In [1]:
import pandas as pd
import numpy as np
import warnings
warnings.filterwarnings('ignore')
from konlpy.tag import Mecab
from datetime import datetime, timedelta
import matplotlib.pyplot as plt
import seaborn as sns
from tqdm.notebook import tqdm
import re
%matplotlib inline

In [2]:
train = pd.read_csv('../input/train.csv')
test = pd.read_csv('../input/test.csv')
submission = pd.read_csv('../input/sample_submission.csv')

In [3]:
train_target = train[['중식계', '석식계']]

In [4]:
#### 띄어쓰기 및 오타 수정
train.at[1142, '중식메뉴'] = '쌀밥/곤드레밥/찰현미밥 된장찌개 돼지고추장불고기 버섯잡채 삼색물만두무침 겉절이김치/양념장 견과류샐러드*요거트D '
train['중식메뉴'] = train['중식메뉴'].str.replace('삽겹', '삼겹')

In [5]:
recipe1 = pd.read_csv('../input/레시피+기본정보_20210712.csv', encoding='cp949')
recipe2 = pd.read_csv('../input/레시피+재료정보_20210712.csv', encoding='cp949')

In [6]:
recipe1 = recipe1.iloc[:, :-2]

In [7]:
category = pd.read_excel('../input/대분류중분류.xlsx')

In [8]:
def get_food_embedding(x):
    x_ = []
    x = x.split(' ')
    for i in x:
        if '(' in i and ':' in i and ')' in i:
            continue
        elif '/' in i:
            x_.extend(i.split('/'))
        elif '*' in i:
            x_.extend(i.split('*'))
        else:
            x_.append(i)
    x_ = list(set(x_))
    x_.remove('')
    return x_

In [9]:
train['중식메뉴_split'] = train['중식메뉴'].apply(lambda x: get_food_embedding(x))
train['석식메뉴_split'] = train['석식메뉴'].apply(lambda x: get_food_embedding(x))

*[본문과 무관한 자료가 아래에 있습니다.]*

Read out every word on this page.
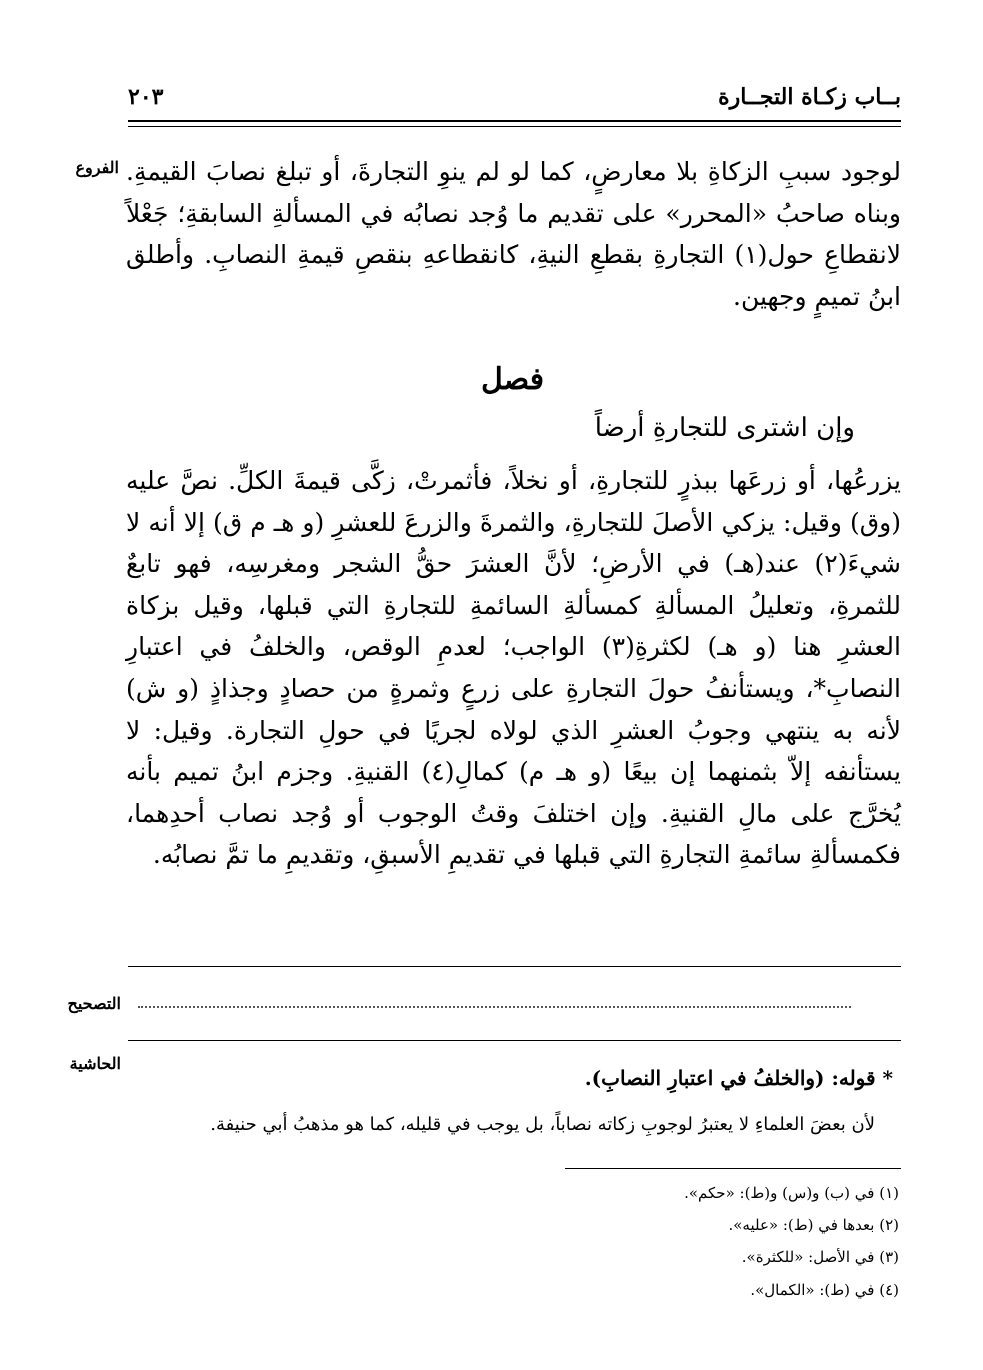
٢٠٣	بــاب زكـاة التجــارة
الفروع
التصحيح
الحاشية
لوجود سببِ الزكاةِ بلا معارضٍ، كما لو لم ينوِ التجارةَ، أو تبلغ نصابَ القيمةِ. وبناه صاحبُ «المحرر» على تقديم ما وُجد نصابُه في المسألةِ السابقةِ؛ جَعْلاً لانقطاعِ حول(١) التجارةِ بقطعِ النيةِ، كانقطاعهِ بنقصِ قيمةِ النصابِ. وأطلق ابنُ تميمٍ وجهين.
فصل
وإن اشترى للتجارةِ أرضاً
يزرعُها، أو زرعَها ببذرٍ للتجارةِ، أو نخلاً، فأثمرتْ، زكَّى قيمةَ الكلِّ. نصَّ عليه (وق) وقيل: يزكي الأصلَ للتجارةِ، والثمرةَ والزرعَ للعشرِ (و هـ م ق) إلا أنه لا شيءَ(٢) عند(هـ) في الأرضِ؛ لأنَّ العشرَ حقُّ الشجر ومغرسِه، فهو تابعٌ للثمرةِ، وتعليلُ المسألةِ كمسألةِ السائمةِ للتجارةِ التي قبلها، وقيل بزكاة العشرِ هنا (و هـ) لكثرةِ(٣) الواجب؛ لعدمِ الوقص، والخلفُ في اعتبارِ النصابِ*، ويستأنفُ حولَ التجارةِ على زرعٍ وثمرةٍ من حصادٍ وجذاذٍ (و ش) لأنه به ينتهي وجوبُ العشرِ الذي لولاه لجريًا في حولِ التجارة. وقيل: لا يستأنفه إلاّ بثمنهما إن بيعًا (و هـ م) كمالِ(٤) القنيةِ. وجزم ابنُ تميم بأنه يُخرَّج على مالِ القنيةِ. وإن اختلفَ وقتُ الوجوب أو وُجد نصاب أحدِهما، فكمسألةِ سائمةِ التجارةِ التي قبلها في تقديمِ الأسبقِ، وتقديمِ ما تمَّ نصابُه.
* قوله: (والخلفُ في اعتبارِ النصابِ).
لأن بعضَ العلماءِ لا يعتبرُ لوجوبِ زكاته نصاباً، بل يوجب في قليله، كما هو مذهبُ أبي حنيفة.
(١) في (ب) و(س) و(ط): «حكم».
(٢) بعدها في (ط): «عليه».
(٣) في الأصل: «للكثرة».
(٤) في (ط): «الكمال».
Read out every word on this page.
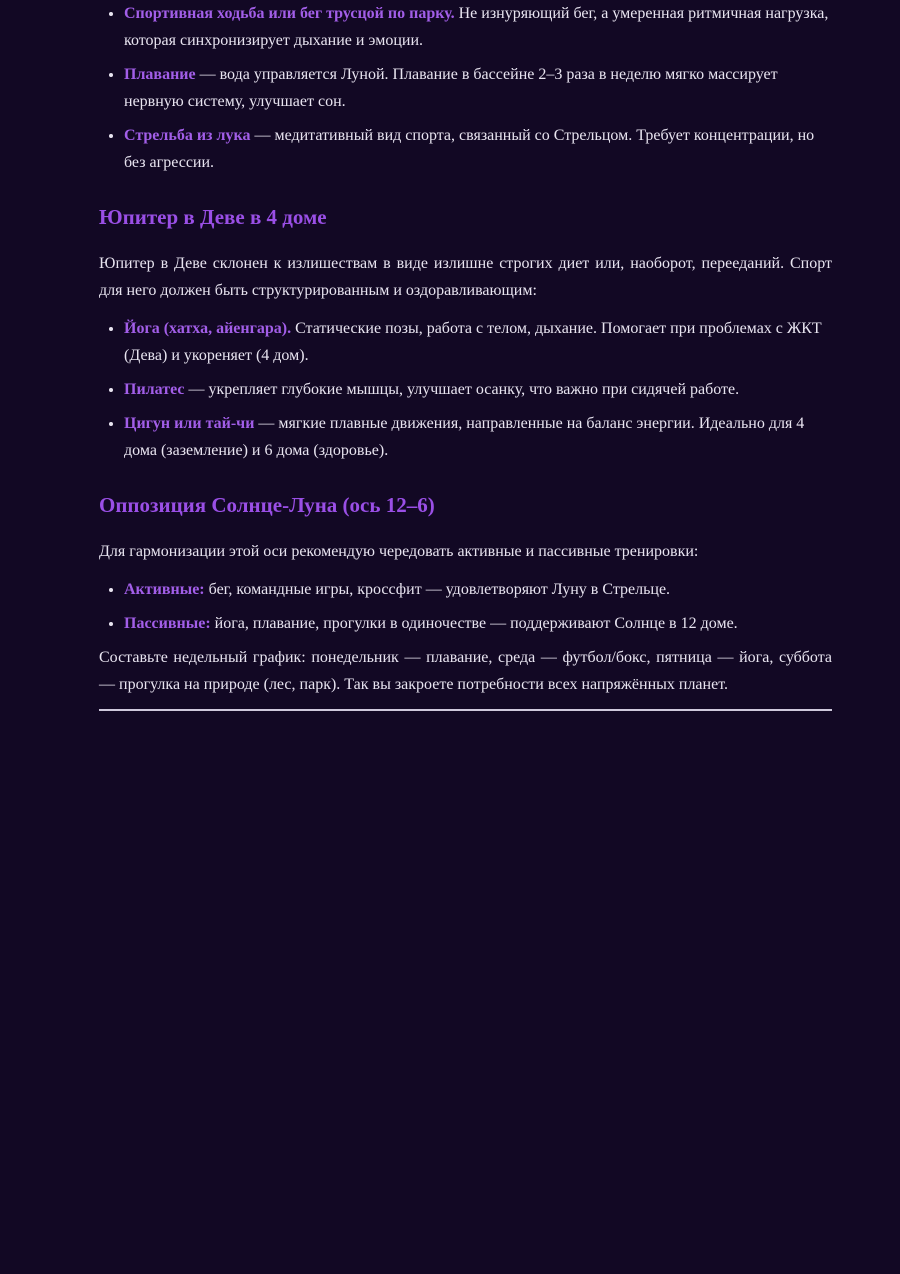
• Спортивная ходьба или бег трусцой по парку. Не изнуряющий бег, а умеренная ритмичная нагрузка, которая синхронизирует дыхание и эмоции.
• Плавание — вода управляется Луной. Плавание в бассейне 2–3 раза в неделю мягко массирует нервную систему, улучшает сон.
• Стрельба из лука — медитативный вид спорта, связанный со Стрельцом. Требует концентрации, но без агрессии.
Юпитер в Деве в 4 доме

Юпитер в Деве склонен к излишествам в виде излишне строгих диет или, наоборот, перееданий. Спорт для него должен быть структурированным и оздоравливающим:

• Йога (хатха, айенгара). Статические позы, работа с телом, дыхание. Помогает при проблемах с ЖКТ (Дева) и укореняет (4 дом).
• Пилатес — укрепляет глубокие мышцы, улучшает осанку, что важно при сидячей работе.
• Цигун или тай-чи — мягкие плавные движения, направленные на баланс энергии. Идеально для 4 дома (заземление) и 6 дома (здоровье).
Оппозиция Солнце-Луна (ось 12–6)

Для гармонизации этой оси рекомендую чередовать активные и пассивные тренировки:

• Активные: бег, командные игры, кроссфит — удовлетворяют Луну в Стрельце.
• Пассивные: йога, плавание, прогулки в одиночестве — поддерживают Солнце в 12 доме.

Составьте недельный график: понедельник — плавание, среда — футбол/бокс, пятница — йога, суббота — прогулка на природе (лес, парк). Так вы закроете потребности всех напряжённых планет.
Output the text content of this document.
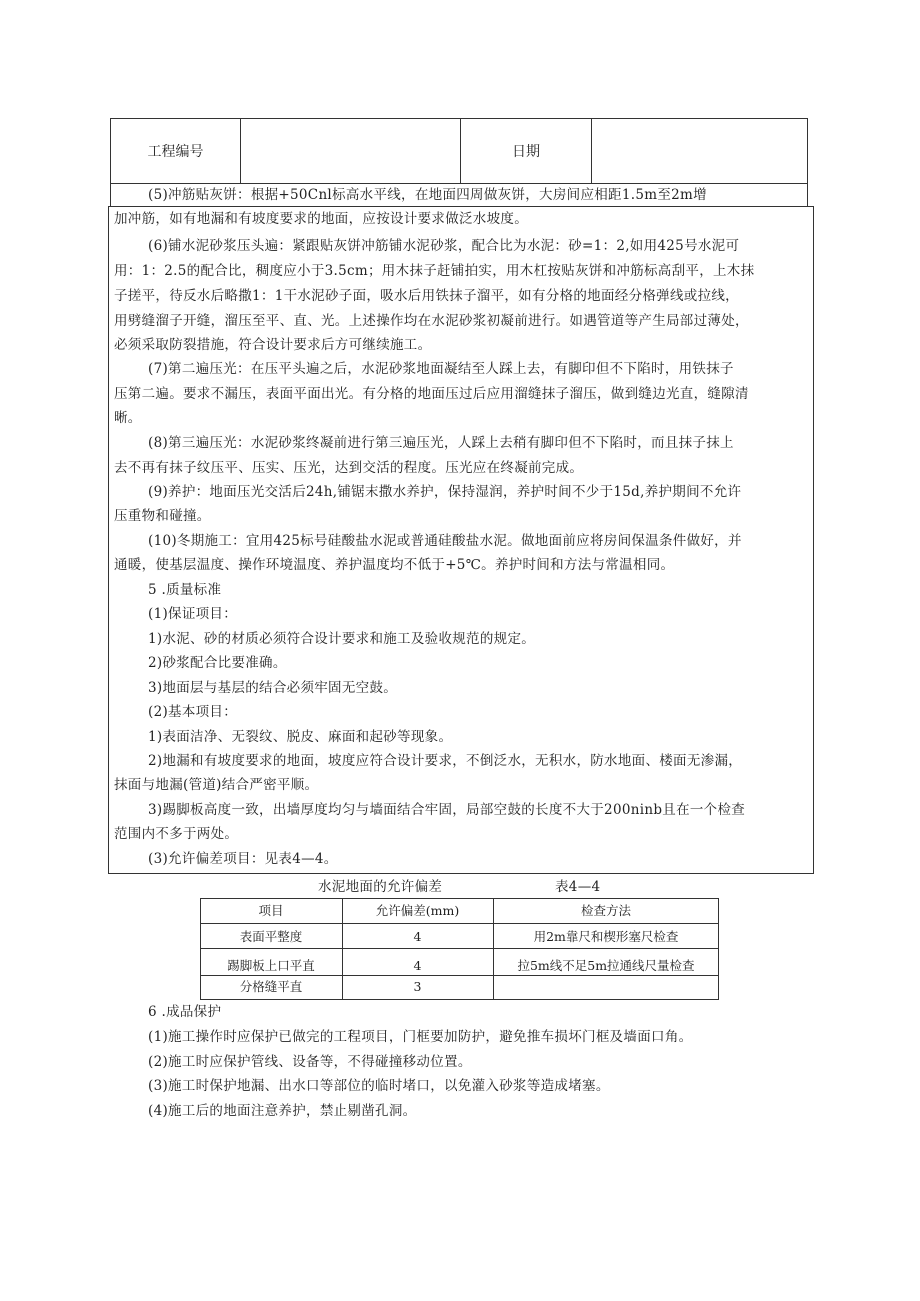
工程编号	日期
(5)冲筋贴灰饼：根据+50Cnl标高水平线，在地面四周做灰饼，大房间应相距1.5m至2m增
加冲筋，如有地漏和有坡度要求的地面，应按设计要求做泛水坡度。
(6)铺水泥砂浆压头遍：紧跟贴灰饼冲筋铺水泥砂浆，配合比为水泥：砂=1：2,如用425号水泥可
用：1：2.5的配合比，稠度应小于3.5cm；用木抹子赶铺拍实，用木杠按贴灰饼和冲筋标高刮平，上木抹
子搓平，待反水后略撒1：1干水泥砂子面，吸水后用铁抹子溜平，如有分格的地面经分格弹线或拉线，
用劈缝溜子开缝，溜压至平、直、光。上述操作均在水泥砂浆初凝前进行。如遇管道等产生局部过薄处，
必须采取防裂措施，符合设计要求后方可继续施工。
(7)第二遍压光：在压平头遍之后，水泥砂浆地面凝结至人踩上去，有脚印但不下陷时，用铁抹子
压第二遍。要求不漏压，表面平面出光。有分格的地面压过后应用溜缝抹子溜压，做到缝边光直，缝隙清
晰。
(8)第三遍压光：水泥砂浆终凝前进行第三遍压光，人踩上去稍有脚印但不下陷时，而且抹子抹上
去不再有抹子纹压平、压实、压光，达到交活的程度。压光应在终凝前完成。
(9)养护：地面压光交活后24h,铺锯末撒水养护，保持湿润，养护时间不少于15d,养护期间不允许
压重物和碰撞。
(10)冬期施工：宜用425标号硅酸盐水泥或普通硅酸盐水泥。做地面前应将房间保温条件做好，并
通暖，使基层温度、操作环境温度、养护温度均不低于+5℃。养护时间和方法与常温相同。
5 .质量标准
(1)保证项目：
1)水泥、砂的材质必须符合设计要求和施工及验收规范的规定。
2)砂浆配合比要准确。
3)地面层与基层的结合必须牢固无空鼓。
(2)基本项目：
1)表面洁净、无裂纹、脱皮、麻面和起砂等现象。
2)地漏和有坡度要求的地面，坡度应符合设计要求，不倒泛水，无积水，防水地面、楼面无渗漏，
抹面与地漏(管道)结合严密平顺。
3)踢脚板高度一致，出墙厚度均匀与墙面结合牢固，局部空鼓的长度不大于200ninb且在一个检查
范围内不多于两处。
(3)允许偏差项目：见表4—4。
水泥地面的允许偏差	表4—4
项目	允许偏差(mm)	检查方法
表面平整度	4	用2m靠尺和楔形塞尺检查
踢脚板上口平直	4	拉5m线不足5m拉通线尺量检查
分格缝平直	3
6 .成品保护
(1)施工操作时应保护已做完的工程项目，门框要加防护，避免推车损坏门框及墙面口角。
(2)施工时应保护管线、设备等，不得碰撞移动位置。
(3)施工时保护地漏、出水口等部位的临时堵口，以免灌入砂浆等造成堵塞。
(4)施工后的地面注意养护，禁止剔凿孔洞。
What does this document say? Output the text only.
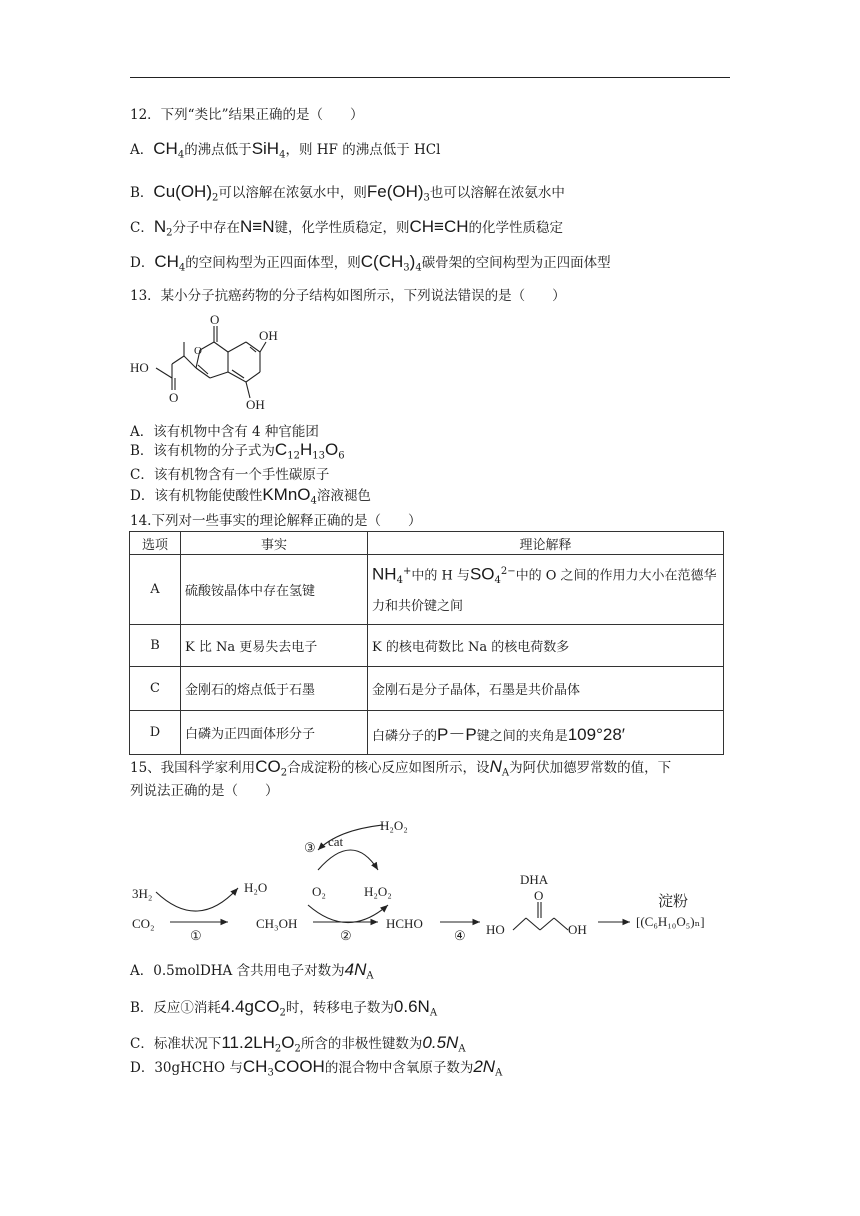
12．下列“类比”结果正确的是（　　）
A．$CH_4$的沸点低于SiH$_4$，则 HF 的沸点低于 HCl
B．$Cu(OH)_2$可以溶解在浓氨水中，则$Fe(OH)_3$也可以溶解在浓氨水中
C．$N_2$分子中存在N≡N键，化学性质稳定，则CH≡CH的化学性质稳定
D．$CH_4$的空间构型为正四面体型，则$C(CH_3)_4$碳骨架的空间构型为正四面体型
13．某小分子抗癌药物的分子结构如图所示，下列说法错误的是（　　）
O
OH
OH
HO
O
O
A．该有机物中含有 4 种官能团
B．该有机物的分子式为$C_{12}H_{13}O_6$
C．该有机物含有一个手性碳原子
D．该有机物能使酸性KMnO$_4$溶液褪色
14.下列对一些事实的理论解释正确的是（　　）
选项	事实	理论解释
A	硫酸铵晶体中存在氢键	$NH_4^+$中的 H 与$SO_4^{2-}$中的 O 之间的作用力大小在范德华
力和共价键之间
B	K 比 Na 更易失去电子	K 的核电荷数比 Na 的核电荷数多
C	金刚石的熔点低于石墨	金刚石是分子晶体，石墨是共价晶体
D	白磷为正四面体形分子	白磷分子的P－P键之间的夹角是109°28′
15、我国科学家利用$CO_2$合成淀粉的核心反应如图所示，设$N_A$为阿伏加德罗常数的值，下
列说法正确的是（　　）
H₂O₂
cat
③
3H₂
CO₂
①
H₂O	O₂	H₂O₂
CH₃OH
②
HCHO
④
DHA
O
HO	OH
淀粉
[(C₆H₁₀O₅)ₙ]
A．0.5molDHA 含共用电子对数为$4N_A$
B．反应①消耗4.4gCO$_2$时，转移电子数为$0.6N_A$
C．标准状况下$11.2LH_2O_2$所含的非极性键数为$0.5N_A$
D．30gHCHO 与$CH_3COOH$的混合物中含氧原子数为$2N_A$
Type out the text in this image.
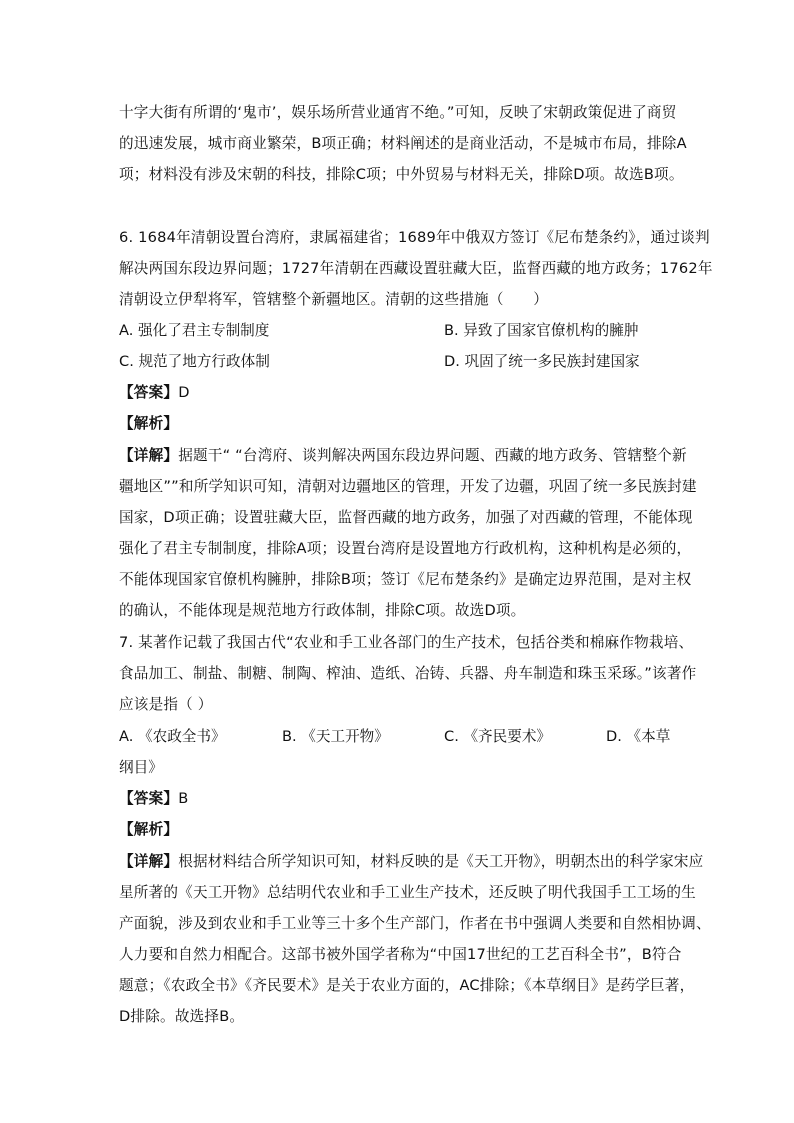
十字大街有所谓的‘鬼市’，娱乐场所营业通宵不绝。”可知，反映了宋朝政策促进了商贸
的迅速发展，城市商业繁荣，B项正确；材料阐述的是商业活动，不是城市布局，排除A
项；材料没有涉及宋朝的科技，排除C项；中外贸易与材料无关，排除D项。故选B项。
6. 1684年清朝设置台湾府，隶属福建省；1689年中俄双方签订《尼布楚条约》，通过谈判
解决两国东段边界问题；1727年清朝在西藏设置驻藏大臣，监督西藏的地方政务；1762年
清朝设立伊犁将军，管辖整个新疆地区。清朝的这些措施（　　）
A. 强化了君主专制制度	B. 异致了国家官僚机构的臃肿
C. 规范了地方行政体制	D. 巩固了统一多民族封建国家
【答案】D
【解析】
【详解】据题干“ “台湾府、谈判解决两国东段边界问题、西藏的地方政务、管辖整个新
疆地区””和所学知识可知，清朝对边疆地区的管理，开发了边疆，巩固了统一多民族封建
国家，D项正确；设置驻藏大臣，监督西藏的地方政务，加强了对西藏的管理，不能体现
强化了君主专制制度，排除A项；设置台湾府是设置地方行政机构，这种机构是必须的，
不能体现国家官僚机构臃肿，排除B项；签订《尼布楚条约》是确定边界范围，是对主权
的确认，不能体现是规范地方行政体制，排除C项。故选D项。
7. 某著作记载了我国古代“农业和手工业各部门的生产技术，包括谷类和棉麻作物栽培、
食品加工、制盐、制糖、制陶、榨油、造纸、冶铸、兵器、舟车制造和珠玉采琢。”该著作
应该是指（ ）
A. 《农政全书》	B. 《天工开物》	C. 《齐民要术》	D. 《本草
纲目》
【答案】B
【解析】
【详解】根据材料结合所学知识可知，材料反映的是《天工开物》，明朝杰出的科学家宋应
星所著的《天工开物》总结明代农业和手工业生产技术，还反映了明代我国手工工场的生
产面貌，涉及到农业和手工业等三十多个生产部门，作者在书中强调人类要和自然相协调、
人力要和自然力相配合。这部书被外国学者称为“中国17世纪的工艺百科全书”，B符合
题意；《农政全书》《齐民要术》是关于农业方面的，AC排除；《本草纲目》是药学巨著，
D排除。故选择B。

test['중식메뉴_split'] = test['중식메뉴'].apply(lambda x: get_food_embedding(x))
test['석식메뉴_split'] = test['석식메뉴'].apply(lambda x: get_food_embedding(x))

In [10]:
regex = "\(.*\)|\s-\s.*"
category['소분류'] = category['소분류'].apply(lambda x : re.sub(regex, '', x))

In [11]:
밥_list = list(category[category['대분류'] == '밥류']['소분류'])
과자빵_list = list(category[category['대분류'] == '과자 및 빵류']['소분류'])
면만두_list = list(category[category['대분류'] == '면 및 만두류']['소분류'])
죽_list = list(category[category['대분류'] == '죽류']['소분류'])
국_list = list(category[category['대분류'] == '국(탕)류']['소분류'])
찌개_list = list(category[category['대분류'] == '찌개류']['소분류'])
찜_list = list(category[category['대분류'] == '찜류']['소분류'])
구이_list = list(category[category['대분류'] == '구이류']['소분류'])
전_list = list(category[category['대분류'] == '전류']['소분류'])
볶음_list = list(category[category['대분류'] == '볶음류']['소분류'])
조림_list = list(category[category['대분류'] == '조림류']['소분류'])
튀김_list = list(category[category['대분류'] == '튀김류']['소분류'])
무침_list = list(category[category['대분류'] == '무침류']['소분류'])
김치_list = list(category[category['대분류'] == '김치류']['소분류'])
회_list = list(category[category['대분류'] == '회류']['소분류'])
젓갈_list = list(category[category['대분류'] == '젓갈류']['소분류'])
절임_list = list(category[category['대분류'] == '절임류']['소분류'])
장_list = list(category[category['대분류'] == '장류']['소분류'])
우유_list = list(category[category['대분류'] == '우유 및 유제품류']['소분류'])
음료_list = list(category[category['대분류'] == '음료류']['소분류'])
떡_list = list(category[category['대분류'] == '떡류']['소분류'])
원재료_list = list(category[category['대분류'] == '원재료']['소분류'])
주류_list = list(category[category['대분류'] == '주류']['소분류'])

In [12]:
def get_Dae(data, col) :
    
    recipe_df = pd.DataFrame(np.zeros((data.shape[0], 25)), 
                          columns = ['밥류', '과자 및 빵류', '면 및 만두류', '죽류', '국(탕)류', '찌개류', '찜류', '구이류',
       '전류', '볶음류', '조림류', '튀김류', '무침류', '김치류', '회류', '젓갈류', '절임류', '장류',
       '우유 및 유제품류', '음료류', '떡류', '원재료', '주류', '드레싱류', '조리_기타'])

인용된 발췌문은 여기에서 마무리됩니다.